Sometimes the bigger story shifts to such a degree as to make us feel like a soap opera character who is suddenly killed off and written out of the script. Our sense of well-being is shaken and we begin to do things that are (painfully) out of character. We strain to fit our personal narrative into the new story and lose sense of who we are; leaving us angry, frustrated, confused, beaten, hopeless, ineffective and a host of other unhealthy feelings.
The point of this stretched metaphor is to acknowledge the reality of broken stories and to encourage you to think deeply about the essence of your personal narrative. Having a firm grasp on the nitty-gritty of who you are and what nourishes you will prove valuable as your personal narrative moves through the bigger story around you.
Take time to dig deep; go beyond your current abilities and assignments. Develop an inventory of the things that excite you, the stuff you look forward to, situations where you lose track of time. These are the non-negotiables; the building blocks of who you are. If you were indeed a character in a novel, these would be the bullet points in the author’s profile of your personality.

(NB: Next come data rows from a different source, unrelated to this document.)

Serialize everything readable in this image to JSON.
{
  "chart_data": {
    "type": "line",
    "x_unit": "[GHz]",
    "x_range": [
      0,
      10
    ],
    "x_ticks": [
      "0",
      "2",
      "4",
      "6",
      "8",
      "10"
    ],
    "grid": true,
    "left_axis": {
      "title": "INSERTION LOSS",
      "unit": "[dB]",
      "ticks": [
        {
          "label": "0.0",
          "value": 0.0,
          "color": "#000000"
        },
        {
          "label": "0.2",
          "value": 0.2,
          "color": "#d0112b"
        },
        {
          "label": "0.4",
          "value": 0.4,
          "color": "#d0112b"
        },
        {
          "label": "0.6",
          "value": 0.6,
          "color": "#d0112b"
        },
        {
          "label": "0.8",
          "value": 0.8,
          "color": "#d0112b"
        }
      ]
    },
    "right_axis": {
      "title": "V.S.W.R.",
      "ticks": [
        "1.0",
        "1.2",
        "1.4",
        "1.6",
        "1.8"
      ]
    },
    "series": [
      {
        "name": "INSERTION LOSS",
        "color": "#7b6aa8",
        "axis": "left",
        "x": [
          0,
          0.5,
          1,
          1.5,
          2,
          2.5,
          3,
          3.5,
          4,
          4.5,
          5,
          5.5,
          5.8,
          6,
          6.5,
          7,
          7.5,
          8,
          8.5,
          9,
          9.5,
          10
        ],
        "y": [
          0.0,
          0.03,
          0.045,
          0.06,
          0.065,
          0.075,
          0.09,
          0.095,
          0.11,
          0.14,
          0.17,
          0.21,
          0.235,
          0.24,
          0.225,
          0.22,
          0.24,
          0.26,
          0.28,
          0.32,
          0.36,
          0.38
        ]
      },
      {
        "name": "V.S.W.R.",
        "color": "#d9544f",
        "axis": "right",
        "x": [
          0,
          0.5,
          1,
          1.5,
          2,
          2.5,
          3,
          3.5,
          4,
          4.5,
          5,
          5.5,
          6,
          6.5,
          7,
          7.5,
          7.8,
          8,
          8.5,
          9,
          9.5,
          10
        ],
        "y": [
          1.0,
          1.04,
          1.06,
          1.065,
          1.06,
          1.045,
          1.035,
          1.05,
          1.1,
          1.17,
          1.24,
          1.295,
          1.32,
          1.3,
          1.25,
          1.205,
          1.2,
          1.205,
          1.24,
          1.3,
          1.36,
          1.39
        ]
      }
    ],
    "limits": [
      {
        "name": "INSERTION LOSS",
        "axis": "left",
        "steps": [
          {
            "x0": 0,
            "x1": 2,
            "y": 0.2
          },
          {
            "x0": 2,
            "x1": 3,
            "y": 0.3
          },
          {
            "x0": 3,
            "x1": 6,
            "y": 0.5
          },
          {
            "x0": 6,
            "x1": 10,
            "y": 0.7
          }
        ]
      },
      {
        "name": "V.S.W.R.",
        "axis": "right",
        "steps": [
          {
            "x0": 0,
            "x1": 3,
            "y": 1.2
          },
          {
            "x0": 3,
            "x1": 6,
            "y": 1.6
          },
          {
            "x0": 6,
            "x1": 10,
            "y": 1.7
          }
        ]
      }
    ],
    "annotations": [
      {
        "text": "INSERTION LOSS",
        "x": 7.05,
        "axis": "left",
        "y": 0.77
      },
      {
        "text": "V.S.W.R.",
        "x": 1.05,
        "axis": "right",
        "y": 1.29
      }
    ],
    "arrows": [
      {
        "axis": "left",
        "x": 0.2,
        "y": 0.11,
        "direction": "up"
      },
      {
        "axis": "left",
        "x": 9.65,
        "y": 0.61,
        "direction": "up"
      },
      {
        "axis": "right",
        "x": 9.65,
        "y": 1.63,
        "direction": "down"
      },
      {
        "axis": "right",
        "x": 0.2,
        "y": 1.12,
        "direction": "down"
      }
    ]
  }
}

When the bigger story shifts (and it will) you can use these as anchors or sign posts – holding you steady and pointing the way. Your situation may change, but you will still make sense to you.
To help you think about this:
- What have you done recently where you were so wrapped up in something that you lost track of time?
- What up-coming assignment on your calendar are you most looking forward to?
- What was your dream job on the day you finished school?
- If someone paid you to advise them on a specific subject, what would it be?
- If you were asked to write a professional report on the one thing you are most passionate about, what would the title be?